- A year ago, El Salvador’s 10-year bond yields reached 24%.
- The nation was able to repay $800 million in short-term debt and interest in January.
El Salvador was the first nation to recognize Bitcoin (BTC) as legal cash, and this year the country’s bonds have seen gains of 60%, second only to Bitcoin’s 80%.
The unexpected interest in the country’s national debt indicates a dramatic change in outlook towards the economy. A year ago, El Salvador’s 10-year bond yields reached 24%, putting it on par with other struggling nations like Ukraine and Argentina.

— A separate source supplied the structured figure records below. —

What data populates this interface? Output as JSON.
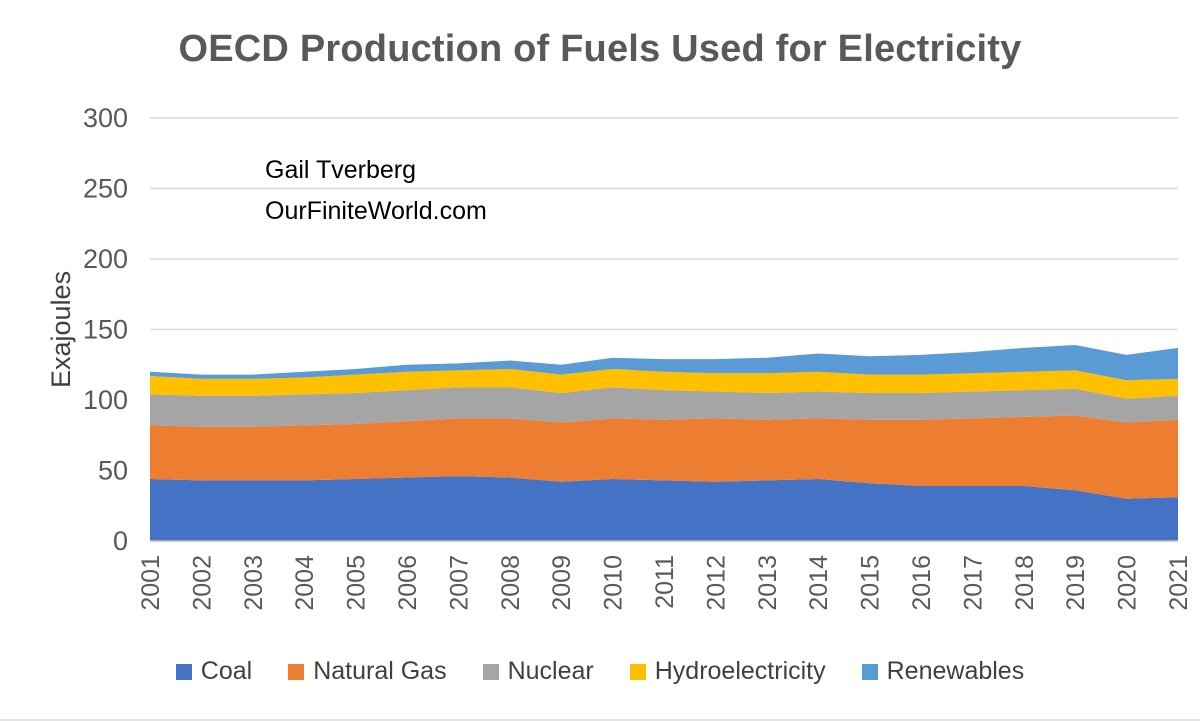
{
  "page": {
    "title": "OECD Production of Fuels Used for Electricity",
    "annotation_line1": "Gail Tverberg",
    "annotation_line2": "OurFiniteWorld.com"
  },
  "chart_data": {
    "type": "area",
    "stacked": true,
    "title": "OECD Production of Fuels Used for Electricity",
    "xlabel": "",
    "ylabel": "Exajoules",
    "ylim": [
      0,
      300
    ],
    "ytick_step": 50,
    "grid": true,
    "legend_position": "bottom",
    "annotations": [
      "Gail Tverberg",
      "OurFiniteWorld.com"
    ],
    "x": [
      2001,
      2002,
      2003,
      2004,
      2005,
      2006,
      2007,
      2008,
      2009,
      2010,
      2011,
      2012,
      2013,
      2014,
      2015,
      2016,
      2017,
      2018,
      2019,
      2020,
      2021
    ],
    "series": [
      {
        "name": "Coal",
        "color": "#4472C4",
        "values": [
          44,
          43,
          43,
          43,
          44,
          45,
          46,
          45,
          42,
          44,
          43,
          42,
          43,
          44,
          41,
          39,
          39,
          39,
          36,
          30,
          31
        ]
      },
      {
        "name": "Natural Gas",
        "color": "#ED7D31",
        "values": [
          38,
          38,
          38,
          39,
          39,
          40,
          41,
          42,
          42,
          43,
          43,
          45,
          43,
          43,
          45,
          47,
          48,
          49,
          53,
          54,
          55
        ]
      },
      {
        "name": "Nuclear",
        "color": "#A5A5A5",
        "values": [
          22,
          22,
          22,
          22,
          22,
          22,
          22,
          22,
          21,
          22,
          21,
          19,
          19,
          19,
          19,
          19,
          19,
          19,
          19,
          17,
          17
        ]
      },
      {
        "name": "Hydroelectricity",
        "color": "#FFC000",
        "values": [
          13,
          12,
          12,
          12,
          13,
          13,
          12,
          13,
          13,
          13,
          13,
          13,
          14,
          14,
          13,
          13,
          13,
          13,
          13,
          13,
          12
        ]
      },
      {
        "name": "Renewables",
        "color": "#5B9BD5",
        "values": [
          3,
          3,
          3,
          4,
          4,
          5,
          5,
          6,
          7,
          8,
          9,
          10,
          11,
          13,
          13,
          14,
          15,
          17,
          18,
          18,
          22
        ]
      }
    ]
  },
  "colors": {
    "title_text": "#595959",
    "axis_text": "#595959",
    "gridline": "#d9d9d9",
    "axis_line": "#bfbfbf",
    "annotation_text": "#000000"
  }
}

In spite of negative reports from the media and credit rating agencies, the nation was able to repay $800 million in short-term debt and interest in January.
Investors Opt to Hold
Morgan Stanley anticipated last year would be a good opportunity to acquire bonds from El Salvador because they expected the government to “muddle through” making interest payments. Bond prices in the country have recently become competitive with those of other developing market countries.
According to Refinitiev’s findings, the current yield on the country’s bonds is between 14% and 18%. Some investors still think it’s not time to sell out despite the gains they’ve made this year. Bond prices in El Salvador followed the same pattern as Bitcoin last year, plummeting in the summer of 2022 before recovering in the first half of 2023.
Bitcoin’s latest drop below the $30,000 threshold has likely disappointed short-term investors who pounced on the current Bull Run. Maybe it’s Bitcoin’s volatility that’s attracted long-term investors. However, there are now 14.5 million BTC owned by long-term holders, according to data compiled by Glassnode. At the time of writing Bitcoin is trading at $29,851 as per data from CMC.